Intervention de Nadine Bellurot

Réunion du 3 août 2022 à 14h30
Projet de programme de stabilité pour 2022-2027 — Déclaration du gouvernement suivie d'un débat

Photo de Nadine BellurotNadine Bellurot :

Madame la présidente, monsieur le ministre, mes chers collègues, c’est avec des finances publiques parmi les plus dégradées de la zone euro que nous entamons ce nouveau quinquennat.

Nous héritons d’un déficit public plus de deux fois supérieur à celui de 2017 et d’une dette publique qui a progressé de 17 % en cinq ans. La cote d’alerte est atteinte. Nous étions nombreux à le penser ; nous voilà confortés dans notre diagnostic, dont vous contestiez la pertinence il y a quelques mois, monsieur le ministre.
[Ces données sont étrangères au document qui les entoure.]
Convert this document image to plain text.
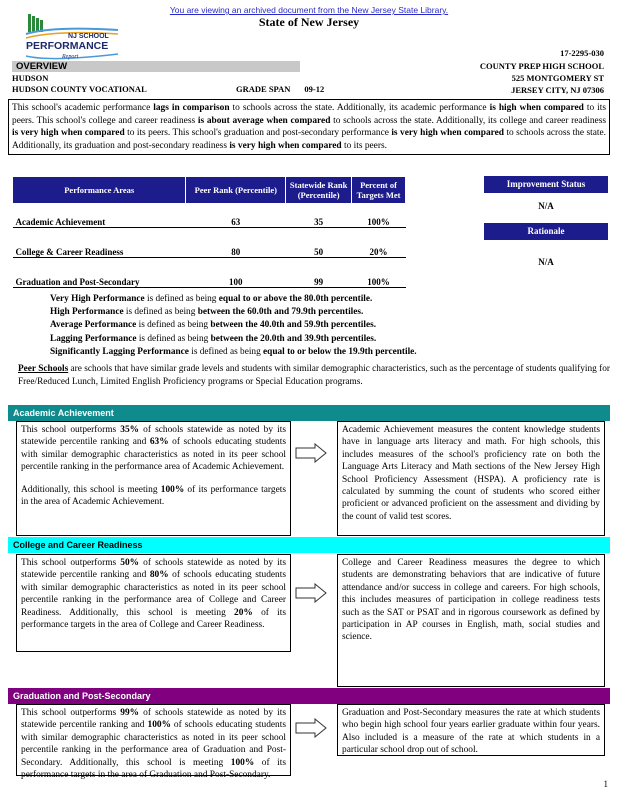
You are viewing an archived document from the New Jersey State Library.
State of New Jersey
NJ SCHOOL
PERFORMANCE
Report	17-2295-030
OVERVIEW
HUDSON
HUDSON COUNTY VOCATIONAL	GRADE SPAN 09-12
COUNTY PREP HIGH SCHOOL
525 MONTGOMERY ST
JERSEY CITY, NJ 07306
This school's academic performance lags in comparison to schools across the state. Additionally, its academic performance is high when compared to its peers. This school's college and career readiness is about average when compared to schools across the state. Additionally, its college and career readiness is very high when compared to its peers. This school's graduation and post-secondary performance is very high when compared to schools across the state. Additionally, its graduation and post-secondary readiness is very high when compared to its peers.
Performance Areas	Peer Rank (Percentile)	Statewide Rank (Percentile)	Percent of Targets Met
Academic Achievement	63	35	100%
College & Career Readiness	80	50	20%
Graduation and Post-Secondary	100	99	100%
Improvement Status
N/A
Rationale
N/A
Very High Performance is defined as being equal to or above the 80.0th percentile.
High Performance is defined as being between the 60.0th and 79.9th percentiles.
Average Performance is defined as being between the 40.0th and 59.9th percentiles.
Lagging Performance is defined as being between the 20.0th and 39.9th percentiles.
Significantly Lagging Performance is defined as being equal to or below the 19.9th percentile.
Peer Schools are schools that have similar grade levels and students with similar demographic characteristics, such as the percentage of students qualifying for Free/Reduced Lunch, Limited English Proficiency programs or Special Education programs.
Academic Achievement

This school outperforms 35% of schools statewide as noted by its statewide percentile ranking and 63% of schools educating students with similar demographic characteristics as noted in its peer school percentile ranking in the performance area of Academic Achievement.

Additionally, this school is meeting 100% of its performance targets in the area of Academic Achievement.

Academic Achievement measures the content knowledge students have in language arts literacy and math. For high schools, this includes measures of the school's proficiency rate on both the Language Arts Literacy and Math sections of the New Jersey High School Proficiency Assessment (HSPA). A proficiency rate is calculated by summing the count of students who scored either proficient or advanced proficient on the assessment and dividing by the count of valid test scores.
College and Career Readiness

This school outperforms 50% of schools statewide as noted by its statewide percentile ranking and 80% of schools educating students with similar demographic characteristics as noted in its peer school percentile ranking in the performance area of College and Career Readiness. Additionally, this school is meeting 20% of its performance targets in the area of College and Career Readiness.

College and Career Readiness measures the degree to which students are demonstrating behaviors that are indicative of future attendance and/or success in college and careers. For high schools, this includes measures of participation in college readiness tests such as the SAT or PSAT and in rigorous coursework as defined by participation in AP courses in English, math, social studies and science.
Graduation and Post-Secondary

This school outperforms 99% of schools statewide as noted by its statewide percentile ranking and 100% of schools educating students with similar demographic characteristics as noted in its peer school percentile ranking in the performance area of Graduation and Post-Secondary. Additionally, this school is meeting 100% of its performance targets in the area of Graduation and Post-Secondary.

Graduation and Post-Secondary measures the rate at which students who begin high school four years earlier graduate within four years. Also included is a measure of the rate at which students in a particular school drop out of school.
1
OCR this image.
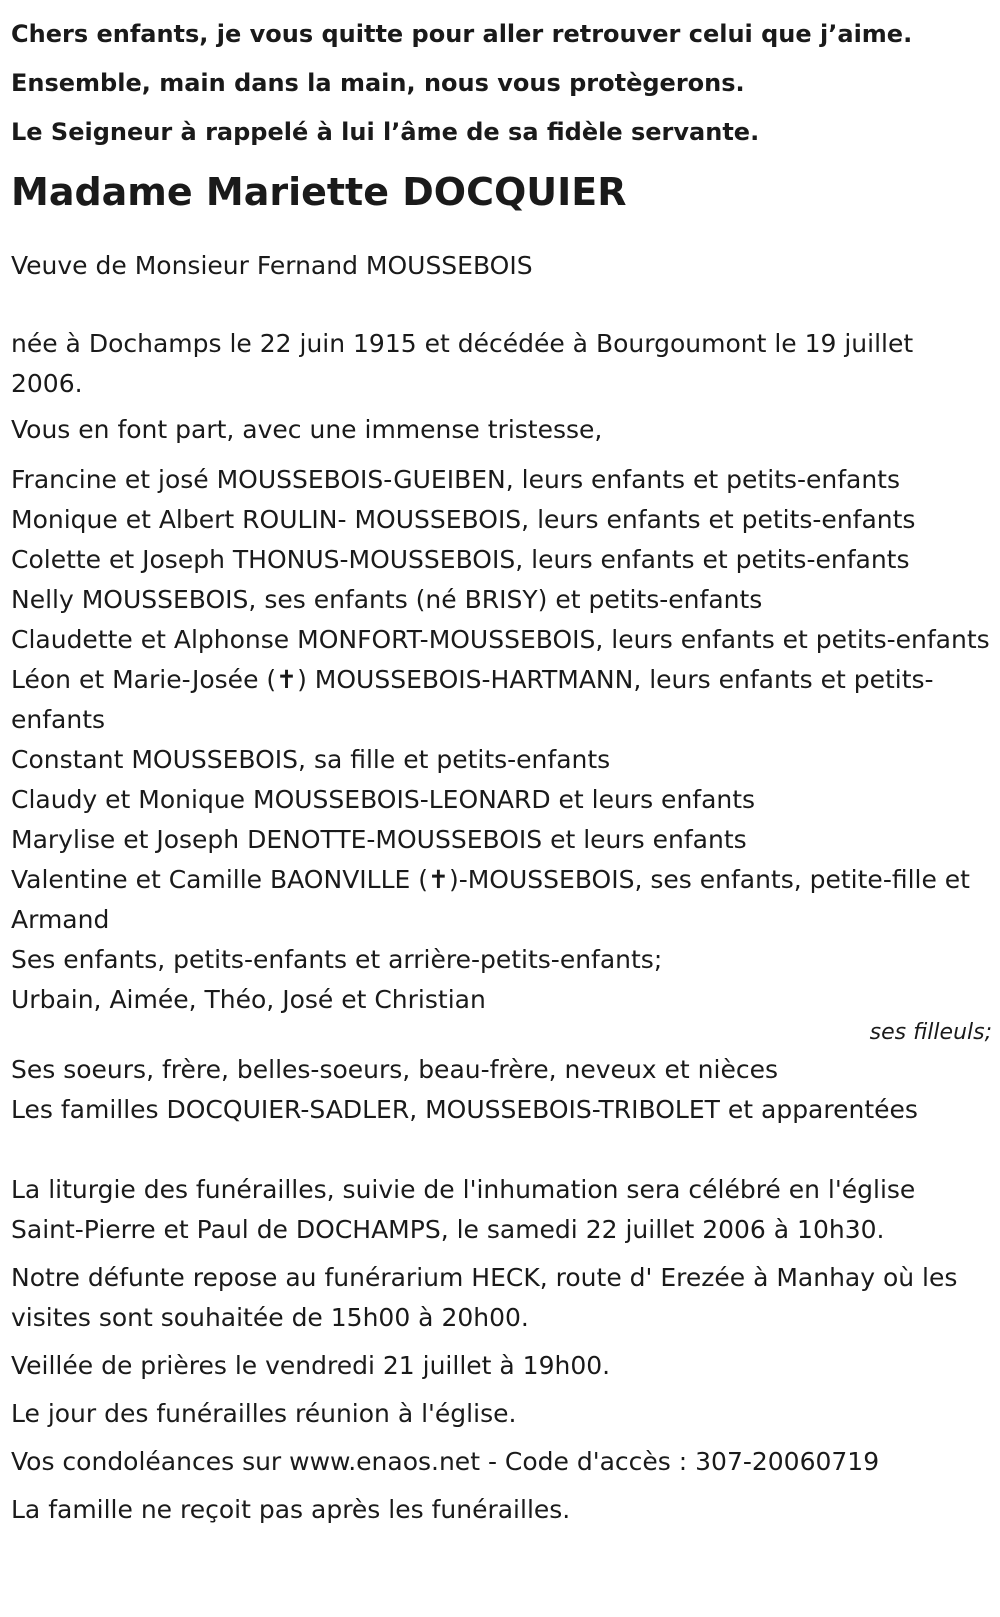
Chers enfants, je vous quitte pour aller retrouver celui que j’aime.
Ensemble, main dans la main, nous vous protègerons.
Le Seigneur à rappelé à lui l’âme de sa fidèle servante.
Madame Mariette DOCQUIER

Veuve de Monsieur Fernand MOUSSEBOIS

née à Dochamps le 22 juin 1915 et décédée à Bourgoumont le 19 juillet 2006.

Vous en font part, avec une immense tristesse,

Francine et josé MOUSSEBOIS-GUEIBEN, leurs enfants et petits-enfants

Monique et Albert ROULIN- MOUSSEBOIS, leurs enfants et petits-enfants

Colette et Joseph THONUS-MOUSSEBOIS, leurs enfants et petits-enfants

Nelly MOUSSEBOIS, ses enfants (né BRISY) et petits-enfants

Claudette et Alphonse MONFORT-MOUSSEBOIS, leurs enfants et petits-enfants

Léon et Marie-Josée (✝) MOUSSEBOIS-HARTMANN, leurs enfants et petits-enfants

Constant MOUSSEBOIS, sa fille et petits-enfants

Claudy et Monique MOUSSEBOIS-LEONARD et leurs enfants

Marylise et Joseph DENOTTE-MOUSSEBOIS et leurs enfants

Valentine et Camille BAONVILLE (✝)-MOUSSEBOIS, ses enfants, petite-fille et Armand

Ses enfants, petits-enfants et arrière-petits-enfants;

Urbain, Aimée, Théo, José et Christian

ses filleuls;

Ses soeurs, frère, belles-soeurs, beau-frère, neveux et nièces

Les familles DOCQUIER-SADLER, MOUSSEBOIS-TRIBOLET et apparentées

La liturgie des funérailles, suivie de l'inhumation sera célébré en l'église Saint-Pierre et Paul de DOCHAMPS, le samedi 22 juillet 2006 à 10h30.

Notre défunte repose au funérarium HECK, route d' Erezée à Manhay où les visites sont souhaitée de 15h00 à 20h00.

Veillée de prières le vendredi 21 juillet à 19h00.

Le jour des funérailles réunion à l'église.

Vos condoléances sur www.enaos.net - Code d'accès : 307-20060719

La famille ne reçoit pas après les funérailles.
Il est donc de notre responsabilité d’aborder ce débat avec lucidité et prudence. Lucidité quant aux effets de l’inflation et de la hausse des taux d’intérêt sur la dette ; l’horizon est non pas à cinq ans, mais plutôt à dix ou quinze ans. Prudence sur les prévisions qui fondent la vision stratégique que vous nous proposez : le Haut Conseil des finances publiques a rappelé leur fragilité.

Le cycle inflationniste ne s’éteindra pas l’an prochain, ni même dans quatre ans, tant les raisons structurelles qui le portent sont fortes et cumulatives. Il faudra donc « dépenser bien, dépenser utilement », comme vous l’avez dit, monsieur le ministre. Cela signifie soutenir le niveau d’investissement public, notamment local, qui constitue un appui indispensable à notre économie.

Le programme de stabilité manque de ce point de vue de cohérence. À l’instar des fameux contrats de Cahors, il prévoit d’imposer une nouvelle fois un encadrement des dépenses des collectivités. Ces dernières devront augmenter de 0, 5 % de moins que leur tendance naturelle, mais elles pourraient croître malgré tout en valeur de 24 milliards d’euros sur la durée du quinquennat.

Selon des estimations de l’Association des maires de France, l’effort demandé aux collectivités sur leurs dépenses de fonctionnement serait de 15 milliards d’euros sur les cinq prochaines années par rapport à l’année 2022.

L’encadrement de l’autofinancement et de l’évolution des recettes réduira l’offre de services à la population et constituera un risque pour le pouvoir d’achat, dans un contexte où la consommation des ménages recule.

L’encadrement des dépenses de fonctionnement apparaît contradictoire, dans un contexte de relance marqué par le besoin d’investissement et de soutien aux acteurs locaux. En 2021, les soldes d’exécution des collectivités étaient proches de zéro. Il est donc incompréhensible et inconcevable qu’elles continuent à être pénalisées. Encadrer ces dépenses reviendrait à reproduire les erreurs du passé.

Depuis 2014, la baisse des dotations a en effet coûté 46 milliards d’euros à l’ensemble des collectivités locales, sans que cela produise d’effet sur le déficit de l’État, qui est même reparti à la hausse, en volume, depuis 2018.